Another reason to use an opco-holdco structure is for tax planning. The opco may be able to pay tax-exempt intercompany dividends to the holding company, which the holding company can keep. This income can be kept within that holding company until the following year when you actually need the money as a business owner.
When using a holding company, you have more control over when individuals receive income. This flexibility is also more pronounced especially when multiple shareholders hold shares in opco through their respective holding companies. While Opco can pay tax-exempt intercompany dividends to each holding company, each shareholder can decide when to withdraw funds from his individual holding company based on individual tax circumstances. By contrast, there is no way to prevent current income taxes when dividends are paid directly from operating companies to individuals.
However, there is a caveat to intercompany dividends: the new anti-avoidance rules may treat intercompany dividends in excess of retained earnings as capital gains. Expert tax advice may therefore be required to determine the amount of dividends that can be safely paid, it said.
Other reasons to use a holding company include protecting U.S. investments from U.S. estate taxes, acquiring a company in a tax-favorable manner, or imposing an estate freeze. Portfolio transfer to holding company
The impact of SBD on holding companies
Another thing to consider here is the potential loss of the Small Business Deduction (SBD Small business deduction) when first being integrated by a business structure. “The new rules for 2019 indicate that if your passive income exceeds $50,000, you may lose the federal and most provincial provincial small business tax rates of five to one, and the SBD drops to $150,000 on investment income Zero.
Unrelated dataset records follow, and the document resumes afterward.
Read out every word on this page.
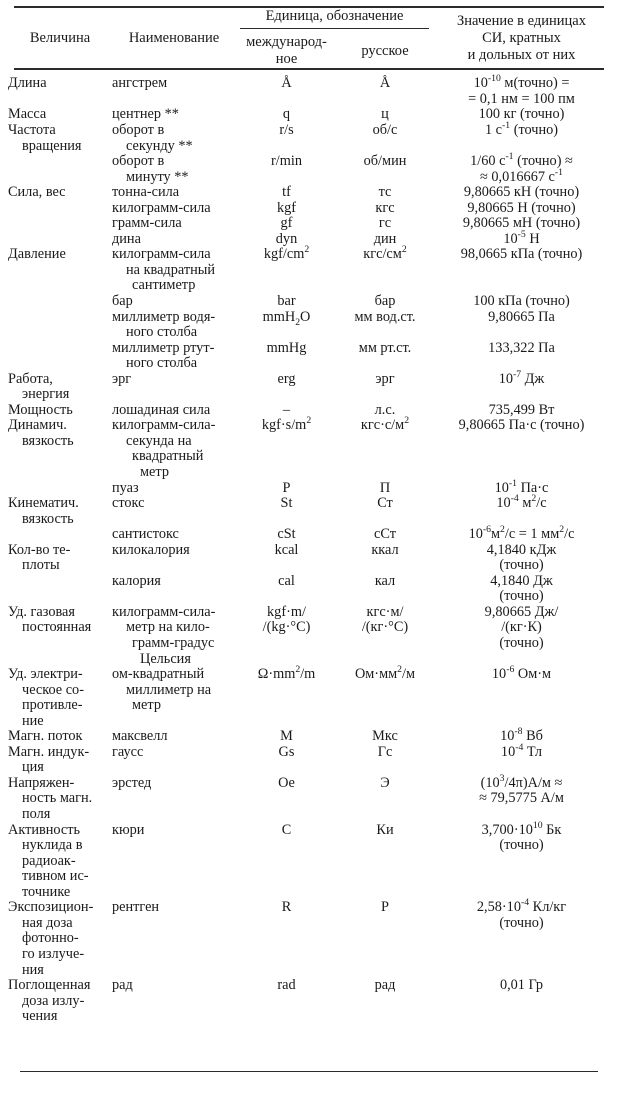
Величина	Наименование	Единица, обозначение		Значение в единицах
СИ, кратных
и дольных от них

		международ-
ное	русское	
Длина	ангстрем	Å	Å	$10^{-10}$ м(точно) =
= 0,1 нм = 100 пм

Масса	центнер **	q	ц	100 кг (точно)

Частота
вращения	оборот в
секунду **	r/s	об/с	1 $с^{-1}$ (точно)

	оборот в
минуту **	r/min	об/мин	1/60 $с^{-1}$ (точно) ≈
≈ 0,016667 $с^{-1}$

Сила, вес	тонна-сила	tf	тс	9,80665 кН (точно)

	килограмм-сила	kgf	кгс	9,80665 Н (точно)

	грамм-сила	gf	гс	9,80665 мН (точно)

	дина	dyn	дин	$10^{-5}$ Н

Давление	килограмм-сила
на квадратный
сантиметр	kgf/$cm^2$	кгс/$см^2$	98,0665 кПа (точно)

	бар	bar	бар	100 кПа (точно)

	миллиметр водя-
ного столба	mmH$_2$O	мм вод.ст.	9,80665 Па

	миллиметр ртут-
ного столба	mmHg	мм рт.ст.	133,322 Па

Работа,
энергия	эрг	erg	эрг	$10^{-7}$ Дж

Мощность	лошадиная сила	–	л.с.	735,499 Вт

Динамич.
вязкость	килограмм-сила-
секунда на
квадратный
метр	$kgf\cdot s/m^2$	$кгс\cdot с/м^2$	9,80665 Па·с (точно)

	пуаз	P	П	$10^{-1}$ Па·с

Кинематич.
вязкость	стокс	St	Ст	$10^{-4}$ $м^2/с$

	сантистокс	cSt	сСт	$10^{-6}м^2/с = 1$ $мм^2/с$

Кол-во те-
плоты	килокалория	kcal	ккал	4,1840 кДж
(точно)

	калория	cal	кал	4,1840 Дж
(точно)

Уд. газовая
постоянная	килограмм-сила-
метр на кило-
грамм-градус
Цельсия	kgf·m/
/(kg·°C)	кгс·м/
/(кг·°С)	9,80665 Дж/
/(кг·К)
(точно)

Уд. электри-
ческое со-
противле-
ние	ом-квадратный
миллиметр на
метр	$\Omega\cdot mm^2/m$	$Ом\cdot мм^2/м$	$10^{-6}$ Ом·м

Магн. поток	максвелл	M	Мкс	$10^{-8}$ Вб

Магн. индук-
ция	гаусс	Gs	Гс	$10^{-4}$ Тл

Напряжен-
ность магн.
поля	эрстед	Oe	Э	$(10^3/4\pi)А/м$ ≈
≈ 79,5775 А/м

Активность
нуклида в
радиоак-
тивном ис-
точнике	кюри	C	Ки	$3,700\cdot 10^{10}$ Бк
(точно)

Экспозицион-
ная доза
фотонно-
го излуче-
ния	рентген	R	Р	$2,58\cdot 10^{-4}$ Кл/кг
(точно)

Поглощенная
доза излу-
чения	рад	rad	рад	0,01 Гр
In addition, the SBD dollar limit must be shared among affiliated companies. Therefore, an investment in a holding company affects the ability of the associated operating company to claim the small business tax rate
Should individual investments be transferred to holding companies?
Another thing to look out for is whether an investment that is already personally owned should be transferred to a holding company if it is for tax purposes. The answer is usually no, because of negative tax integration costs. “In all provinces in Canada, there is actually a tax cost to earning investment income within a private company compared to individuals earning the same investment income. To calculate tax costs, when after-tax income is paid to shareholders, compare the income earned by the holding company The combined tax rate on investment income (interest) and dividends versus the tax rate on investment income earned by individuals (based on 2019 combined federal and provincial/territorial tax rates and assuming customers are taxed at the highest marginal tax rate). Taxes on investment income earned by holding companies Costs range from about 2 percent in Nunavut to nearly 8 percent in Nova Scotia, while capital gains are half those percentages.
Therefore, taxing the holding company’s investment income is always unfavorable (or neutral, as far as Canadian dividends are concerned), and putting existing investments into the holding company usually doesn’t make sense for tax deferral purposes, as it is not related to the individual earning the investment income. In contrast, there are usually no tax-deferred benefits. Specifically, if the holding company receives dividends from opco, it can be costly to withdraw that money, whether paid out as an eligible or non-eligible dividend. Also note that for dividends paid by the holding company to related parties, taxation of split income should not apply if the holding company is a “pure investment company” and does not carry on business. However, it said it may require professional advice to determine whether a holding company is in business.